Mortars and their modern equivalents, ball or vibration mills, are mostly used by chemists to grind materials. They are an example of a tried and trusted, everyday tool. What is more, they were being used as early as the third century for the synthesis of chemical substances. The Baltic German Nobel prize winner Wilhelm Ostwald (1853-1932) described the method of grinding, mechanochemistry, as the fourth option for producing chemical reactions, alongside electrochemistry, thermochemistry and photochemistry.
Further research into mechanochemistry continued in eastern Europe, while in the West it fell into oblivion. "Now it is back in fashion again," says Dr. Franziska Emmerling, Head of the Structure Analysis Division. But why? The advantage of the mechanochemical process is that no solvents are required. Reactions can be carried out more quickly and pure synthesis products can be obtained from the starting compounds.
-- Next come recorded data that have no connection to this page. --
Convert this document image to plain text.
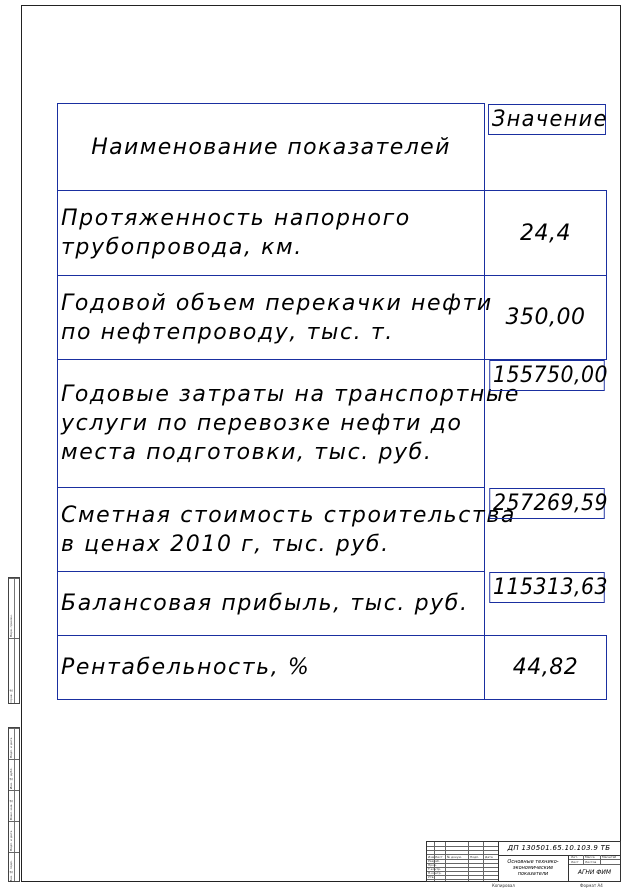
Перв. примен.
Справ. №
Подп. и дата
Инв. № дубл.
Взам. инв. №
Подп. и дата
Инв. № подл.
Наименование показателей	Значение

Протяженность напорного
трубопровода, км.	24,4

Годовой объем перекачки нефти
по нефтепроводу, тыс. т.	350,00

Годовые затраты на транспортные
услуги по перевозке нефти до
места подготовки, тыс. руб.
	155750,00

Сметная стоимость строительства
в ценах 2010 г, тыс. руб.
	257269,59

Балансовая прибыль, тыс. руб.
	115313,63

Рентабельность, %	44,82
Изм. Лист № докум.	Подп. Дата
Разраб.
Пров.
Т.контр.
Н.контр.
Утв.
ДП 130501.65.10.103.9 ТБ
Основные технико-экономические показатели
Лит. Масса Масштаб
Лист Листов
АГНИ ФИМ
Копировал	Формат А4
Mechanochemistry offers significant potential, particularly in respect of the desire for greater sustainability in chemical processes – "Green Chemistry".
A look inside the "Black Box"
But what precisely happens when two chemical compounds are ground together? "The grinding process and the exact processes of synthesis are something of a Black Box for us," says Emmerling. She is conducting research within a DFG [German Research Foundation] priority programme on the topic. Firstly, she wants to arrive at a better understanding of the method; secondly, she could also provide other BAM departments with better information about the properties of chemical substances.
Her team has developed a new method to shed light on the matter. To do this they have built a transparent perspex milling cup that resembles a Kinder Surprise egg. This is placed onto an existing ball mill and filled with at least two different powders. If two steel balls are added and the device is shaken for a few minutes, the way the rubbing creates a new chemical compound can be clearly observed.
The vessel needs to be transparent because Dr. Emmerling and her colleagues analyse the grinding process from outside. They do this using "BESSY II", the Helmholtz Association's electron storage ring, located directly opposite BAM's Adlershof site. Electrons are accelerated until they approach the speed of light and are directed around a circuit, producing a wide range of high-intensity electromagnetic waves. These include particularly strong X-rays, which the team needs for these investigations.
X-ray powder diffraction and Raman spectroscopy make it possible to observe at the crystalline and molecular level exactly what is happening during grinding. The results to-date have even surprised Dr. Emmerling, who says: "We had not expected how quickly the reactions would sometimes occur."
Industry is very interested
BAM's basic research is primarily concerned with improving understanding of the method. "But industry is also very interested," says Emmerling. She can only speculate about what sort of tangible applications mechanochemical processes might support in future. The method is likely to enable the chemical industry to process larger quantities of ingredients at the same time. A better understanding of such processes could also be very useful in the animal feed and recycling industries, where materials are amalgamated using physical energy.